As for optimism, under Biden we will see an effort to stifle the energy industry except wind and solar (neither geothermal nor nuclear will be spared) and that will result in the changing of the whip hand from the USA and its oil independence, to OPEC and Russia in the drivers seat...and they like higher prices, which will in turn, happen anyway because of a weak dollar.

If no robots existed with $0 wages, then almost 100% will exist if minimum wage is $100/hr. So some robots will thrive at $15/hr...15%? I am suspecting the threshold for 100% adoption of robotics is lower than $100/hr labor. So...where is the breaking point? We've rather ignored the slow progression of robotics and automation since the doomsday forecasts of the 1950s.

As a child, my aunt worked in a poultry processing plant. The birds were plucked by hand, degutted by hand, and cut up with a pair of meat scissors. They were packaged and weighed by hand. Those scissor got dull and could be taken apart and sharpened-another job that disappeared. Plucking and evisceration is done now by machine, and it takes less than half the staff it took 50 years ago.

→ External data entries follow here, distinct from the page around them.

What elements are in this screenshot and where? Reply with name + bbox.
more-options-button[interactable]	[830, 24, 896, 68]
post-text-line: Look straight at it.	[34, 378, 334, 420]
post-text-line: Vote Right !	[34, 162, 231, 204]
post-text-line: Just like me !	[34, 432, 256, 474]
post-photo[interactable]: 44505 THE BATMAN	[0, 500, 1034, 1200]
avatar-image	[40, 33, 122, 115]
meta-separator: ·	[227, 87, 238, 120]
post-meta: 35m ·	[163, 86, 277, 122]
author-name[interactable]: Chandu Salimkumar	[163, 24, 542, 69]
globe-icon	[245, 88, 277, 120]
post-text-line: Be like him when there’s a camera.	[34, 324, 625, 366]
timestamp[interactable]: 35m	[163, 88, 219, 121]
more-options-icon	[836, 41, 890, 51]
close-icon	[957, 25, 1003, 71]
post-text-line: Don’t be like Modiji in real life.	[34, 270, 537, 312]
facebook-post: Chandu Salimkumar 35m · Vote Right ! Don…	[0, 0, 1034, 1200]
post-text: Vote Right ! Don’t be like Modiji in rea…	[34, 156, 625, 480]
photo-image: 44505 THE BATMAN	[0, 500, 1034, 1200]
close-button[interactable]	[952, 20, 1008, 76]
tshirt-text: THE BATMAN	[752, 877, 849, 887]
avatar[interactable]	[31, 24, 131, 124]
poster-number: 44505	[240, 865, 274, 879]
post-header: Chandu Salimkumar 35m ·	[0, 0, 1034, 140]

As a teen, I had a 1½ T truck and a loader. In a bucking crew, it took 4 - a driver, a loader on each side and someone on the truck to stack. With the loader, we could put 2 men on the truck and no one bucking - 3 man crew. With the bale wagon, you only needed one man to operate the wagon. With round bales a 70 year old can load the same tonnage as we did in half the time, move it miles away, and dump the bale wagon without touching the hay, stack it in a barn with a tractor and bale spears.

Automation is constant and productive increases are required to not fall behind. But what happens when there are no "entry level" jobs? What will people do? Do you expect the robot owner to share their wealth? Or do you expect those who adopt robotics to see a diminishing amount of business because their customers have no job and no money?

It makes analysis easier to push things out the extreme and then work backwards. $15 is actually too much almost. I'm not sure. It's in the grey area. Get it up to $25 and I'm sure that it won't be long before Mcdonald's has at most one manager working inside. But on the bright side, you likely will be able to get a fresh Mcdonald's meal any time of the day or night.
 

Terrel L. Shields

Elite Member
Gold Supporting Member
Joined
May 2, 2002
Professional Status
Certified General Appraiser
State
Arkansas
A small Pizza place I often patronize was, once again, shut down because they have small spaces and with only 4 usable tables cannot afford to have a waitress. So it is carry out only. The normal six people there are now down to 3, sometimes 4. I picked a pizza up at noon. 3 working, including the owner. They can't hold out much longer. This time last year, the place would be at its capacity plus about the same amount of carry out they do now. It's capacity is only about 50 to begin with. But with 6' restrictions they'd be down to 20 or less. It's just not worth putting someone on the floor for that few people.
 

NachoPerito

Senior Member
Joined
Jul 25, 2012
Professional Status
Certified General Appraiser
State
Washington
Washington state is at $13.69/hour now so it wouldn't be a big change for us.$15/hour would have a much different effect based on geography and is hard to implement nationwide when the median income is so different in different places. Sometimes people find the value in work and it can be good for their mental health. This is an argument against a $15/hour across the board increase because it would lead to business owners trying to reduce their staff.